The pros and cons of using the accrual method
- Unlike the cash method, the accrual method allows you to record accounts receivable and payable if your business accepts or uses payment terms.
- It can give you a better long-term picture of your business's performance than the cash accounting method.
- Accrual basis accounting isn’t as simple to understand as the cash basis accounting method.
- It isn’t as easy to manage your cash flow when you use the accrual accounting method. You may have to pay GST on sales before you actually receive payment from your customers.
- It doesn’t give you as accurate a picture of the short-term financial health of your business as the cash method.
- It’s not as suitable if your business has a high volume of transactions with terms of immediate payment. For example, if you complete a job or make a sale and money is received that same day.
- You are more likely to need the services of an accountant or tax agent to do your business books.

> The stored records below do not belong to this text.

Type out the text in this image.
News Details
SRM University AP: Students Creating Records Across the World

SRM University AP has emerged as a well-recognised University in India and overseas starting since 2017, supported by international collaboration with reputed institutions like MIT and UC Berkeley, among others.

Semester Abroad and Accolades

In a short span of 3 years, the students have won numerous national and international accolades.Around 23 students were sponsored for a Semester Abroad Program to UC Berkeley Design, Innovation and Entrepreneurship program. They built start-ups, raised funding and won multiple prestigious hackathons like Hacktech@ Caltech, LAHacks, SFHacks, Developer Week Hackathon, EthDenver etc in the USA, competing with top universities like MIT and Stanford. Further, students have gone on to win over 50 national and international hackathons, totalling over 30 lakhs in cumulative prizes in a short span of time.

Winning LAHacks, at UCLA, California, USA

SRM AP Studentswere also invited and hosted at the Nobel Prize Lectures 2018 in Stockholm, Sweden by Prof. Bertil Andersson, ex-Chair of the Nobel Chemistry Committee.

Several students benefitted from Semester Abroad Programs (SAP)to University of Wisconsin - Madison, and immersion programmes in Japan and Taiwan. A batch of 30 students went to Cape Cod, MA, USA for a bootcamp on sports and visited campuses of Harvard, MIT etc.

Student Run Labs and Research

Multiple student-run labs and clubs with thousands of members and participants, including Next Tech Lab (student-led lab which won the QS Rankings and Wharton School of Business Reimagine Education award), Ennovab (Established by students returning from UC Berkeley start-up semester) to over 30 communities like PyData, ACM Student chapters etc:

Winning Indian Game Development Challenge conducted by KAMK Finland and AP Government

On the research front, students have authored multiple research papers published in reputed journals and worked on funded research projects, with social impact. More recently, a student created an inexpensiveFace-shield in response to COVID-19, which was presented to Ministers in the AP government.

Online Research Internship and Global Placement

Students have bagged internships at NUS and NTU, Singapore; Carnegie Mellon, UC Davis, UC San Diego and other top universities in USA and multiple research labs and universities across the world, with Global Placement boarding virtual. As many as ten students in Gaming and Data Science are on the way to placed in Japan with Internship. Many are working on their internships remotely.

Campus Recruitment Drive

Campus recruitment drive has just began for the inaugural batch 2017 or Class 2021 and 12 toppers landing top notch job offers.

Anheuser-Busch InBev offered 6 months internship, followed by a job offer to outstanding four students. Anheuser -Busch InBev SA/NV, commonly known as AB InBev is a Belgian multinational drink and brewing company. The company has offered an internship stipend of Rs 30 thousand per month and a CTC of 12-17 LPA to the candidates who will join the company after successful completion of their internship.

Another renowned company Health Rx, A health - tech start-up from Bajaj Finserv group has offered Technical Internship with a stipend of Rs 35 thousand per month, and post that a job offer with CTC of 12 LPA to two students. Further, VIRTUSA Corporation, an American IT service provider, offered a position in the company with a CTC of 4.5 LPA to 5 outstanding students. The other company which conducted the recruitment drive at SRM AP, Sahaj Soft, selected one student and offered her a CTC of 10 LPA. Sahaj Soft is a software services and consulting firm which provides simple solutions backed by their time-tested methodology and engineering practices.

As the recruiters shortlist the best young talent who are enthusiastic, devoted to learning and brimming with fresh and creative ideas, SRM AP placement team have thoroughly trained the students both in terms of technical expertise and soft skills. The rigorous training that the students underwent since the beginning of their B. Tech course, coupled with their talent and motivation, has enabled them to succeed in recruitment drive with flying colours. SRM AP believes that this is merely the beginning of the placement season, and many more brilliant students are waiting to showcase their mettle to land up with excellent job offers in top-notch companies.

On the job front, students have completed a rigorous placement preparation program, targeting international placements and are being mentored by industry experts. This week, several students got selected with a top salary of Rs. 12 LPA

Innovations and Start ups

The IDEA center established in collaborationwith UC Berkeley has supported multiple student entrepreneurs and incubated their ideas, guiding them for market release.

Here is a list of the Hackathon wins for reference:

- You are unable to defer income into the next financial year for tax purposes.
Should you use the cash or accrual accounting method?
This depends on your individual business circumstances.
If your business has an annual turnover of less than $10 million and/or your annual GST liability is $2 million or less, you can use either method. To decide which option is best, you should weigh up the pros and cons of each method based on your specific business situation.
Many small to medium-sized businesses use the cash basis accounting method unless the pros of using the accrual method outweigh the cons.
If your business has an annual turnover greater than $10 million and/or your annual GST turnover is more than $2 million, you must use accrual basis accounting. Most larger businesses, therefore, must use it and it usually better suits their circumstances.
Cash and accrual accounting methods for GST differ quite a bit. If you're struggling to decide which method is best for your business, be sure to seek advice from a tax planning professional.